Cleveland Indians Charities donated $1 million to the Boys and Girls Clubs of Cleveland (BGCC) on Wednesday in support of the organization's "Save Our Kids" campaign. With the donation, the Indians have provided Simon a scholarship to attend Tennessee State University in the fall.
"Their mission is entirely consistent with what Cleveland Indians Charities is all about," said Indians CEO Paul Dolan. "We are about serving the kids of this community, and nobody does it better than them."
The BGCC serves more than 6,300 children in its five central locations and six school sites around Cleveland. The group provides after-school programs, meals, clothes and school uniforms.
Club president Ron Soeder said the "Save Our Kids" initiative has raised $4.5 million of its target of $16-20 million, which he hopes to achieve within the next five years. The campaign aims to maximize the reach of existing Greater Cleveland clubs, add new clubs in the city and build a sustainable endowment to support the children of Cleveland.
"This is an enormous development for us," Soeder said, "as we continue to design programs to help support Cleveland's youth and foster their self-confidence."
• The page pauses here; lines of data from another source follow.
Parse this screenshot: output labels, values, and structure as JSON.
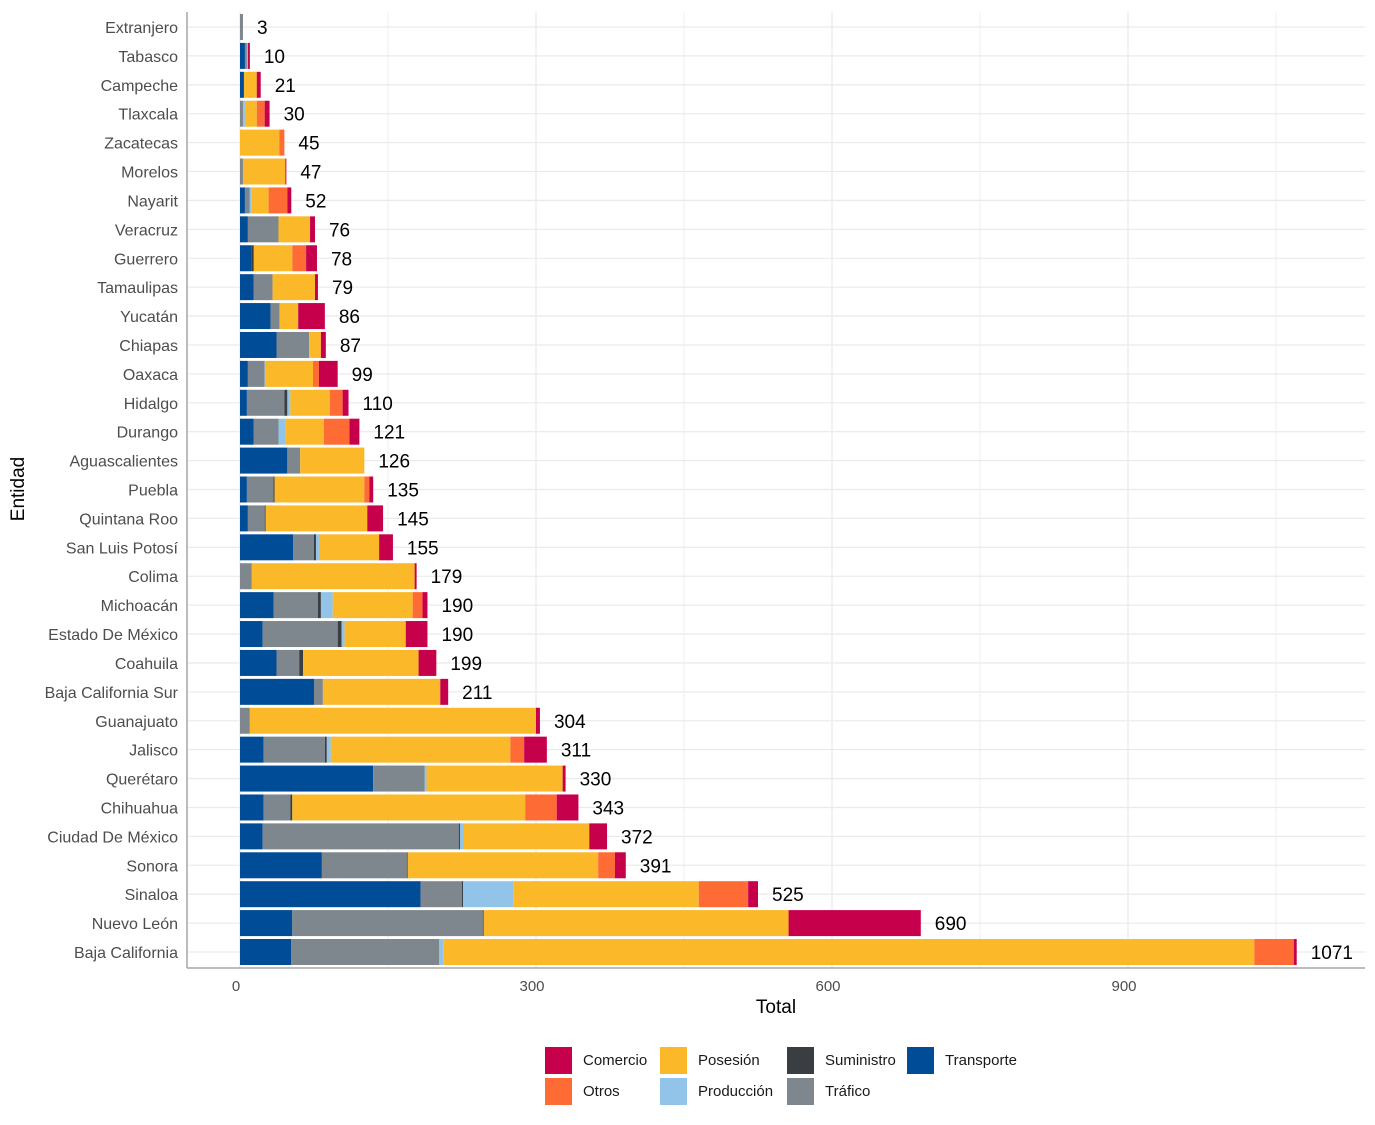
{
  "chart_data": {
    "type": "bar",
    "orientation": "horizontal",
    "stacked": true,
    "title": "",
    "xlabel": "Total",
    "ylabel": "Entidad",
    "xlim": [
      0,
      1140
    ],
    "x_ticks": [
      0,
      300,
      600,
      900
    ],
    "grid": true,
    "legend_position": "bottom",
    "categories": [
      "Extranjero",
      "Tabasco",
      "Campeche",
      "Tlaxcala",
      "Zacatecas",
      "Morelos",
      "Nayarit",
      "Veracruz",
      "Guerrero",
      "Tamaulipas",
      "Yucatán",
      "Chiapas",
      "Oaxaca",
      "Hidalgo",
      "Durango",
      "Aguascalientes",
      "Puebla",
      "Quintana Roo",
      "San Luis Potosí",
      "Colima",
      "Michoacán",
      "Estado De México",
      "Coahuila",
      "Baja California Sur",
      "Guanajuato",
      "Jalisco",
      "Querétaro",
      "Chihuahua",
      "Ciudad De México",
      "Sonora",
      "Sinaloa",
      "Nuevo León",
      "Baja California"
    ],
    "totals": [
      3,
      10,
      21,
      30,
      45,
      47,
      52,
      76,
      78,
      79,
      86,
      87,
      99,
      110,
      121,
      126,
      135,
      145,
      155,
      179,
      190,
      190,
      199,
      211,
      304,
      311,
      330,
      343,
      372,
      391,
      525,
      690,
      1071
    ],
    "series": [
      {
        "name": "Transporte",
        "color": "#004C97",
        "values": [
          0,
          5,
          4,
          0,
          0,
          0,
          5,
          8,
          12,
          14,
          31,
          37,
          8,
          7,
          14,
          48,
          7,
          8,
          54,
          0,
          34,
          23,
          37,
          75,
          0,
          24,
          135,
          24,
          23,
          83,
          183,
          53,
          52
        ]
      },
      {
        "name": "Tráfico",
        "color": "#7F878E",
        "values": [
          3,
          2,
          0,
          3,
          0,
          3,
          5,
          31,
          0,
          19,
          9,
          33,
          17,
          38,
          25,
          13,
          27,
          17,
          21,
          12,
          45,
          76,
          23,
          9,
          10,
          62,
          52,
          27,
          199,
          86,
          42,
          193,
          150
        ]
      },
      {
        "name": "Suministro",
        "color": "#3A3D41",
        "values": [
          0,
          0,
          0,
          0,
          0,
          0,
          0,
          0,
          2,
          0,
          0,
          0,
          0,
          3,
          0,
          0,
          1,
          1,
          2,
          0,
          3,
          4,
          4,
          0,
          0,
          2,
          0,
          2,
          1,
          1,
          1,
          1,
          0
        ]
      },
      {
        "name": "Producción",
        "color": "#92C3E8",
        "values": [
          0,
          1,
          0,
          2,
          0,
          0,
          2,
          0,
          0,
          0,
          0,
          0,
          1,
          3,
          7,
          0,
          0,
          0,
          3,
          0,
          12,
          3,
          0,
          0,
          0,
          4,
          2,
          0,
          4,
          0,
          51,
          0,
          4
        ]
      },
      {
        "name": "Posesión",
        "color": "#FBB829",
        "values": [
          0,
          0,
          13,
          12,
          40,
          43,
          17,
          32,
          39,
          43,
          19,
          12,
          48,
          40,
          39,
          65,
          91,
          103,
          61,
          165,
          81,
          62,
          117,
          119,
          290,
          182,
          138,
          236,
          127,
          193,
          188,
          309,
          822
        ]
      },
      {
        "name": "Otros",
        "color": "#FF6B35",
        "values": [
          0,
          0,
          0,
          8,
          5,
          0,
          19,
          0,
          14,
          0,
          0,
          0,
          6,
          13,
          26,
          0,
          5,
          0,
          0,
          0,
          10,
          0,
          0,
          0,
          0,
          14,
          0,
          32,
          0,
          17,
          50,
          0,
          40
        ]
      },
      {
        "name": "Comercio",
        "color": "#C7004C",
        "values": [
          0,
          2,
          4,
          5,
          0,
          1,
          4,
          5,
          11,
          3,
          27,
          5,
          19,
          6,
          10,
          0,
          4,
          16,
          14,
          2,
          5,
          22,
          18,
          8,
          4,
          23,
          3,
          22,
          18,
          11,
          10,
          134,
          3
        ]
      }
    ],
    "legend": {
      "rows": [
        [
          "Comercio",
          "Posesión",
          "Suministro",
          "Transporte"
        ],
        [
          "Otros",
          "Producción",
          "Tráfico"
        ]
      ]
    }
  },
  "colors": {
    "grid": "#EBEBEB",
    "axis": "#A6A6A6",
    "background": "#FFFFFF"
  }
}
The organization reported that 67 percent of its children said the BGCC kept them out of trouble and 62 percent said the club helped them commit to their education. Whereas only 50 percent of students in the area graduate high school, 95 percent of those involved at the BGCC earn their diplomas.
Perhaps no one embodies that contrasting graduation rate better than Simon. The senior at Central Catholic High School didn't meet her father until age 12. He died last September. One of her brothers is serving a 17-year prison sentence. Her other brother has been missing for five years. Her sister gave birth to an HIV-positive baby before landing a jail sentence.
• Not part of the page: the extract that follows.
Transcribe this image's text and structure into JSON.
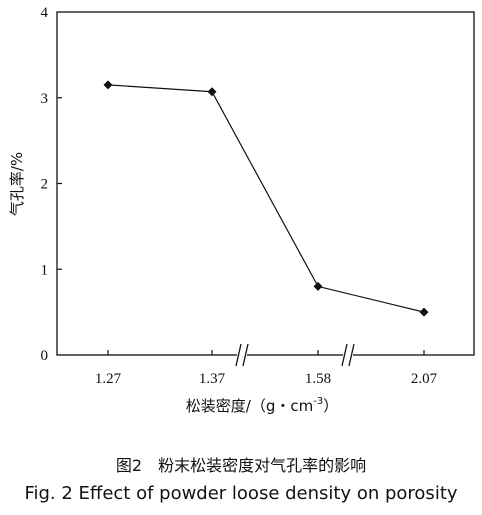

Simon used the BGCC to cope with the constant turmoil surrounding her.
"I could always go to the club and just cry and pray or whatever I needed to do," Simon said as tears trickled down her face. "This building is a home to me. I know I can come here whenever I need a place to stay, or if I just need to talk about life or school or anything."
Dolan said Simon represented everything that Cleveland Indians Charities strives toward when making a donation. The organization has donated nearly $9 million to youth-oriented agencies since its inception in 1989.
"[She] is the reason why we're here today," Dolan said, "the reason why Cleveland Indians Charities have been involved with the Boys and Girls Club for the last 20 years. It has been a marvelous relationship."